By analyzing existing cross correlation between AFRICAN DOMESTIC BOND and NEW MAURITIUS HOTELS, you can compare the effects of market volatilities on AFRICAN DOMESTIC and NEW MAURITIUS and check how they will diversify away market risk if combined in the same portfolio for a given time horizon. You can also utilize pair trading strategies of matching a long position in AFRICAN DOMESTIC with a short position of NEW MAURITIUS. Check out your portfolio center. Please also check ongoing floating volatility patterns of AFRICAN DOMESTIC and NEW MAURITIUS.

Diversification Opportunities for AFRICAN DOMESTIC and NEW MAURITIUS

-0.63
  Correlation Coefficient

Excellent diversification

The 3 months correlation between AFRICAN and NEW is -0.63. Overlapping area represents the amount of risk that can be diversified away by holding AFRICAN DOMESTIC BOND and NEW MAURITIUS HOTELS in the same portfolio, assuming nothing else is changed. The correlation between historical prices or returns on NEW MAURITIUS HOTELS and AFRICAN DOMESTIC is a relative statistical measure of the degree to which these equity instruments tend to move together. The correlation coefficient measures the extent to which returns on AFRICAN DOMESTIC BOND are associated (or correlated) with NEW MAURITIUS. Values of the correlation coefficient range from -1 to +1, where. The correlation of zero (0) is possible when the price movement of NEW MAURITIUS HOTELS has no effect on the direction of AFRICAN DOMESTIC i.e., AFRICAN DOMESTIC and NEW MAURITIUS go up and down completely randomly.

Pair Corralation between AFRICAN DOMESTIC and NEW MAURITIUS

Assuming the 90 days trading horizon AFRICAN DOMESTIC is expected to generate 6.78 times less return on investment than NEW MAURITIUS. But when comparing it to its historical volatility, AFRICAN DOMESTIC BOND is 2.43 times less risky than NEW MAURITIUS. It trades about 0.06 of its potential returns per unit of risk. NEW MAURITIUS HOTELS is currently generating about 0.16 of returns per unit of risk over similar time horizon. If you would invest  1,050  in NEW MAURITIUS HOTELS on September 26, 2024 and sell it today you would earn a total of  350.00  from holding NEW MAURITIUS HOTELS or generate 33.33% return on investment over 90 days.
Time Period3 Months [change]
DirectionMoves Against 
StrengthWeak
Accuracy99.21%
ValuesDaily Returns

AFRICAN DOMESTIC BOND  vs.  NEW MAURITIUS HOTELS

 Performance 
       Timeline  
AFRICAN DOMESTIC BOND 

Risk-Adjusted Performance

0 of 100

 
Weak
 
Strong
Very Weak
Over the last 90 days AFRICAN DOMESTIC BOND has generated negative risk-adjusted returns adding no value to investors with long positions. In spite of rather sound technical and fundamental indicators, AFRICAN DOMESTIC is not utilizing all of its potentials. The latest stock price tumult, may contribute to shorter-term losses for the shareholders.
NEW MAURITIUS HOTELS 

Risk-Adjusted Performance

7 of 100

 
Weak
 
Strong
OK
Compared to the overall equity markets, risk-adjusted returns on investments in NEW MAURITIUS HOTELS are ranked lower than 7 (%) of all global equities and portfolios over the last 90 days. Despite somewhat unsteady essential indicators, NEW MAURITIUS may actually be approaching a critical reversion point that can send shares even higher in January 2025.

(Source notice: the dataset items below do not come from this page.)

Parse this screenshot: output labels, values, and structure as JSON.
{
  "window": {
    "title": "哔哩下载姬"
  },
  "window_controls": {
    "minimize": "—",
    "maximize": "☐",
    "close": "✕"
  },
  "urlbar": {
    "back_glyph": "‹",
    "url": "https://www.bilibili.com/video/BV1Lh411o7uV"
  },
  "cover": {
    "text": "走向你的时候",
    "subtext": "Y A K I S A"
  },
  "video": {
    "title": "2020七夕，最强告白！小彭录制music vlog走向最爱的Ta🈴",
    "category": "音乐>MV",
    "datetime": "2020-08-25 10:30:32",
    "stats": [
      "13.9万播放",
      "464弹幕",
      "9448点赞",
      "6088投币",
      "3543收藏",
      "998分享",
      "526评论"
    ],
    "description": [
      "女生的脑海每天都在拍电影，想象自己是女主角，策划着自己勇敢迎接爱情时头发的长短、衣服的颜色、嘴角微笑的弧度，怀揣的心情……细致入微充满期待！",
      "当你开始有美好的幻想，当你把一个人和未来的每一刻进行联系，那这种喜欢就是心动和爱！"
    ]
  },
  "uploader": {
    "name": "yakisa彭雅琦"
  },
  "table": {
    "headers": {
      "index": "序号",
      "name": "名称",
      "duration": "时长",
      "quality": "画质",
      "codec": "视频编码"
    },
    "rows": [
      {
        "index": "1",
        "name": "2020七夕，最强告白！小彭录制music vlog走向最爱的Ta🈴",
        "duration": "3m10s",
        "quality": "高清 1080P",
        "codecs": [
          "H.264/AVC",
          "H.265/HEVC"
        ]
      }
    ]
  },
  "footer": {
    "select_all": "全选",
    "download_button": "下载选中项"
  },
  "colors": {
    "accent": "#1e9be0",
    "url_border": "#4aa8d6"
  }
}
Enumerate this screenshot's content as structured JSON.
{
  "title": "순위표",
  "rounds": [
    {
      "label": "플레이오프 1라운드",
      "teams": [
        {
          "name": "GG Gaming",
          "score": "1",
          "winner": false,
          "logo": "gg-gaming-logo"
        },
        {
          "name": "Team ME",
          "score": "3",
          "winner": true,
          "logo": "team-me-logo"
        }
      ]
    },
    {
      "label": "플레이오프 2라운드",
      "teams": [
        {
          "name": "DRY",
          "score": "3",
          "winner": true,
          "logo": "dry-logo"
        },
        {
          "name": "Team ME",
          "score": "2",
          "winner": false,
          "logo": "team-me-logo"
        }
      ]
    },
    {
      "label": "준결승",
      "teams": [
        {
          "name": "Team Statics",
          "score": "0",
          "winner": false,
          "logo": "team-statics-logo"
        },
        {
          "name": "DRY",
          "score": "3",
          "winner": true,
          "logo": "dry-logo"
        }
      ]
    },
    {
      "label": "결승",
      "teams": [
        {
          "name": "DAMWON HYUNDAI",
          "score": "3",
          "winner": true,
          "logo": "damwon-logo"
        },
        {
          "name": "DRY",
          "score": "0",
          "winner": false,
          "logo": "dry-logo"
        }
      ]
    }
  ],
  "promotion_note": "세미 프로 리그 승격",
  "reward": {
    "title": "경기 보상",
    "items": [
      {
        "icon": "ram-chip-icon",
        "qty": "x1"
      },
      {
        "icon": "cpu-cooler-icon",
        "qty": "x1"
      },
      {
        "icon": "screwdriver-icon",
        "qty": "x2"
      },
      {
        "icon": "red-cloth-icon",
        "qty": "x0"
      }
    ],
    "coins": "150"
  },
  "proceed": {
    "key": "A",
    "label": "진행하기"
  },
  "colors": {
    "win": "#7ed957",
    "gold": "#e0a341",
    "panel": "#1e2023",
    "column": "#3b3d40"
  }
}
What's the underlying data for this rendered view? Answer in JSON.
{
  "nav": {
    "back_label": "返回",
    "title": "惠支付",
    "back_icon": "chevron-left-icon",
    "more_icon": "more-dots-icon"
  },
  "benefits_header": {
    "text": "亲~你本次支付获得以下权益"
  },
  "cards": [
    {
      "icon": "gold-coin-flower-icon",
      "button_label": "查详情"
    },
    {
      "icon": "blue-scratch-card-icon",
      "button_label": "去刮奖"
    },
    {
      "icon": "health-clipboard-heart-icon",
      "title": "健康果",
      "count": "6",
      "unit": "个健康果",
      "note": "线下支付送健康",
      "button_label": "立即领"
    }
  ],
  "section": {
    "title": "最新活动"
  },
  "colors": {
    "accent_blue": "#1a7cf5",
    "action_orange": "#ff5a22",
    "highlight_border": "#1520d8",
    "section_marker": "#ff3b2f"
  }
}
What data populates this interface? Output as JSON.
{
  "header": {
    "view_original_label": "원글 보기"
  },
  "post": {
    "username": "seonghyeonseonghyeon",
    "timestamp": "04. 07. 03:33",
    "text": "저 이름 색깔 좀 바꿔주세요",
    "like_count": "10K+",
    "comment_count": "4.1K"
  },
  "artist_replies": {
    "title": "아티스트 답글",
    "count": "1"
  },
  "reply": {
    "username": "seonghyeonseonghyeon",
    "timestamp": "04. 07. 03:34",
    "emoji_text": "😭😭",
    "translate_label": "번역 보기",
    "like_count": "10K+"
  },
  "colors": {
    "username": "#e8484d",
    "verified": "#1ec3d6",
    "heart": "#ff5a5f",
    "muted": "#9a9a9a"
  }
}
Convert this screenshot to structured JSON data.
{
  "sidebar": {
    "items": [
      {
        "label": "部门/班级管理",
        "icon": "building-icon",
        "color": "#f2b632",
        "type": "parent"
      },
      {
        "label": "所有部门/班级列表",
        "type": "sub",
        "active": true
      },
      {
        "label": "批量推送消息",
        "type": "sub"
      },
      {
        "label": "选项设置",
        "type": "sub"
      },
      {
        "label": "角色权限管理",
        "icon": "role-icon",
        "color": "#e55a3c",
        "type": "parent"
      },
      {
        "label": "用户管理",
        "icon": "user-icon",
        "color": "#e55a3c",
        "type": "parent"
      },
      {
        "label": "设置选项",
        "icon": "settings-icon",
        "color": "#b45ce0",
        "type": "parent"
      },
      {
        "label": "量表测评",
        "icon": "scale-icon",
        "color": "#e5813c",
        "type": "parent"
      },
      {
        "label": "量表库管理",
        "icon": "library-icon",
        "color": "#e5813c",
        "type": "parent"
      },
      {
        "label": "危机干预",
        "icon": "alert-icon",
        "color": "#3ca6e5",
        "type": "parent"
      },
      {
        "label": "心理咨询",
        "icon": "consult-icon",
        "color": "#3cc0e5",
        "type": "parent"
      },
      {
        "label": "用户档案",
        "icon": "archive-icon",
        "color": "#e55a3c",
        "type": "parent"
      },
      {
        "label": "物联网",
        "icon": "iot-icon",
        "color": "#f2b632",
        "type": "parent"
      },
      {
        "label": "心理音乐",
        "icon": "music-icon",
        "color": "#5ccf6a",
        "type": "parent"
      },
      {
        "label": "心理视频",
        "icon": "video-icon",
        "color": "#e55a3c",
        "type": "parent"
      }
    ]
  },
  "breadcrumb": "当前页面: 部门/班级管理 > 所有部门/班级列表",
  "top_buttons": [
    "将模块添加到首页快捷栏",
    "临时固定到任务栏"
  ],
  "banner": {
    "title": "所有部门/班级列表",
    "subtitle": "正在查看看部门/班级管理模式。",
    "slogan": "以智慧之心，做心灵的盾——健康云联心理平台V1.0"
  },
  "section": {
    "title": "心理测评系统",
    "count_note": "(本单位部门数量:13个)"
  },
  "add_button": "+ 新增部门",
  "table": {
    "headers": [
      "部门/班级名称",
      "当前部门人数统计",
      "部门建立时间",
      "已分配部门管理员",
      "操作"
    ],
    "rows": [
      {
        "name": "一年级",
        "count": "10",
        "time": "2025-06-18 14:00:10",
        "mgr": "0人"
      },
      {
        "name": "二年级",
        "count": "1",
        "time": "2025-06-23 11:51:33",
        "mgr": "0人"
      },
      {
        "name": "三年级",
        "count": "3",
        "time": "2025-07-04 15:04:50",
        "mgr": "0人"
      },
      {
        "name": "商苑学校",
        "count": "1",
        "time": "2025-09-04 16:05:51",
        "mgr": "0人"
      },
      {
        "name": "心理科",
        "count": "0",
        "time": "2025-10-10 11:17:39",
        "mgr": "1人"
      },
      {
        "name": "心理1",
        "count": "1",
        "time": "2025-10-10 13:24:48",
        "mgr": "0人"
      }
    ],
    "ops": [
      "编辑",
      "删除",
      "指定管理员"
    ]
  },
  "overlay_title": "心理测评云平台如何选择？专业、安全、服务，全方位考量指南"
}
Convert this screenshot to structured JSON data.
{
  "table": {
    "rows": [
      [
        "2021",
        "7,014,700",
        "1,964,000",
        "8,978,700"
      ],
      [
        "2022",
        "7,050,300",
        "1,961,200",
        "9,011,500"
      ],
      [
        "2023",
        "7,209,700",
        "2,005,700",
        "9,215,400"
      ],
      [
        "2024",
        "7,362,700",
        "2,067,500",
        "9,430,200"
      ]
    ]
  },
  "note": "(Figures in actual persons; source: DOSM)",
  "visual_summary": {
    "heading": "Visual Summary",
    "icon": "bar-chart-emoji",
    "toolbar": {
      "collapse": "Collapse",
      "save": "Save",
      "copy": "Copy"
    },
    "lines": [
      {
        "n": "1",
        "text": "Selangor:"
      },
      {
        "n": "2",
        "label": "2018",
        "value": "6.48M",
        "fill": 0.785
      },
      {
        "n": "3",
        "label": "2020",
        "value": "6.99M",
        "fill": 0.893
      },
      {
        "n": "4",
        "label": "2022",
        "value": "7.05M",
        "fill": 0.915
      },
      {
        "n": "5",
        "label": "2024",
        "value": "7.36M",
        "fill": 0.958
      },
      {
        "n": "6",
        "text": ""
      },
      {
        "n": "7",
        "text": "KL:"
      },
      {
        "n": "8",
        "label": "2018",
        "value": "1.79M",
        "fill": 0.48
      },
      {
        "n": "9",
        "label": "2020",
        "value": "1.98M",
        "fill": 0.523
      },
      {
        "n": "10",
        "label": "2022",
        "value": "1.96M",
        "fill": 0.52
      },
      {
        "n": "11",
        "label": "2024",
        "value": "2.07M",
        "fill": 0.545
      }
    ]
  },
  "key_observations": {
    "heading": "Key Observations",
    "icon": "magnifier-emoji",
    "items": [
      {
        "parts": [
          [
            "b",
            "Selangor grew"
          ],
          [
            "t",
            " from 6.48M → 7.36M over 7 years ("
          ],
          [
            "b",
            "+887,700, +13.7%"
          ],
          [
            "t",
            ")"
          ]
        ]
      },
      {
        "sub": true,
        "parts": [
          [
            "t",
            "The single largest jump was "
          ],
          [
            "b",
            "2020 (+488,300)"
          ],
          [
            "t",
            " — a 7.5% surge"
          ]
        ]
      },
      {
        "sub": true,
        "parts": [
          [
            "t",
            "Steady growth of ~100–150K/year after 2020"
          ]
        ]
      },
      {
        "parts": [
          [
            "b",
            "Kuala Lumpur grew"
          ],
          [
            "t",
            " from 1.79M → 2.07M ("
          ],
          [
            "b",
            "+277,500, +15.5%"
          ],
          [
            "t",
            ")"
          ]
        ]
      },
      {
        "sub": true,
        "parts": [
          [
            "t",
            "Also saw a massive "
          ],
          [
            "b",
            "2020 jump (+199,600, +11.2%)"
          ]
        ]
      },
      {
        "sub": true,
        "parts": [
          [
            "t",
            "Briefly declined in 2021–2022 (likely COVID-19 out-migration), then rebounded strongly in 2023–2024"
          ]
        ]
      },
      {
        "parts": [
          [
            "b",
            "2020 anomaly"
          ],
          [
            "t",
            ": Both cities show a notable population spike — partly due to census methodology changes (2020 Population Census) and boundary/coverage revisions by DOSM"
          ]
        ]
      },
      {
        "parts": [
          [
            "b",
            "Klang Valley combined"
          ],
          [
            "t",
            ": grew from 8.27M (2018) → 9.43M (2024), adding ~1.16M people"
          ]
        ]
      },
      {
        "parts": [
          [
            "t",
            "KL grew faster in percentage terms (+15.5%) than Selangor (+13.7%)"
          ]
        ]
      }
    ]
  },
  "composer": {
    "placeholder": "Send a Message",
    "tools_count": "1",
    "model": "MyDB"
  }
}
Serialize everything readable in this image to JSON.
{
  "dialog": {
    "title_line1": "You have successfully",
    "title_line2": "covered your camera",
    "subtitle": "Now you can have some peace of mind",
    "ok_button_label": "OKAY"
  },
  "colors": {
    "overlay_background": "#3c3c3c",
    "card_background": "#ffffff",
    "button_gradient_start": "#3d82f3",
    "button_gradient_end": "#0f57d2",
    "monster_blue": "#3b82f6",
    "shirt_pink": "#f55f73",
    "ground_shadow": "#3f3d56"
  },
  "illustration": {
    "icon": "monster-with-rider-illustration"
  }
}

AFRICAN DOMESTIC and NEW MAURITIUS Volatility Contrast

   Predicted Return Density   
       Returns  

Pair Trading with AFRICAN DOMESTIC and NEW MAURITIUS

The main advantage of trading using opposite AFRICAN DOMESTIC and NEW MAURITIUS positions is that it hedges away some unsystematic risk. Because of two separate transactions, even if AFRICAN DOMESTIC position performs unexpectedly, NEW MAURITIUS can make up some of the losses. Pair trading also minimizes risk from directional movements in the market. For example, if an entire industry or sector drops because of unexpected headlines, the short position in NEW MAURITIUS will offset losses from the drop in NEW MAURITIUS's long position.
The idea behind AFRICAN DOMESTIC BOND and NEW MAURITIUS HOTELS pairs trading is to make the combined position market-neutral, meaning the overall market's direction will not affect its win or loss (or potential downside or upside). This can be achieved by designing a pairs trade with two highly correlated stocks or equities that operate in a similar space or sector, making it possible to obtain profits through simple and relatively low-risk investment.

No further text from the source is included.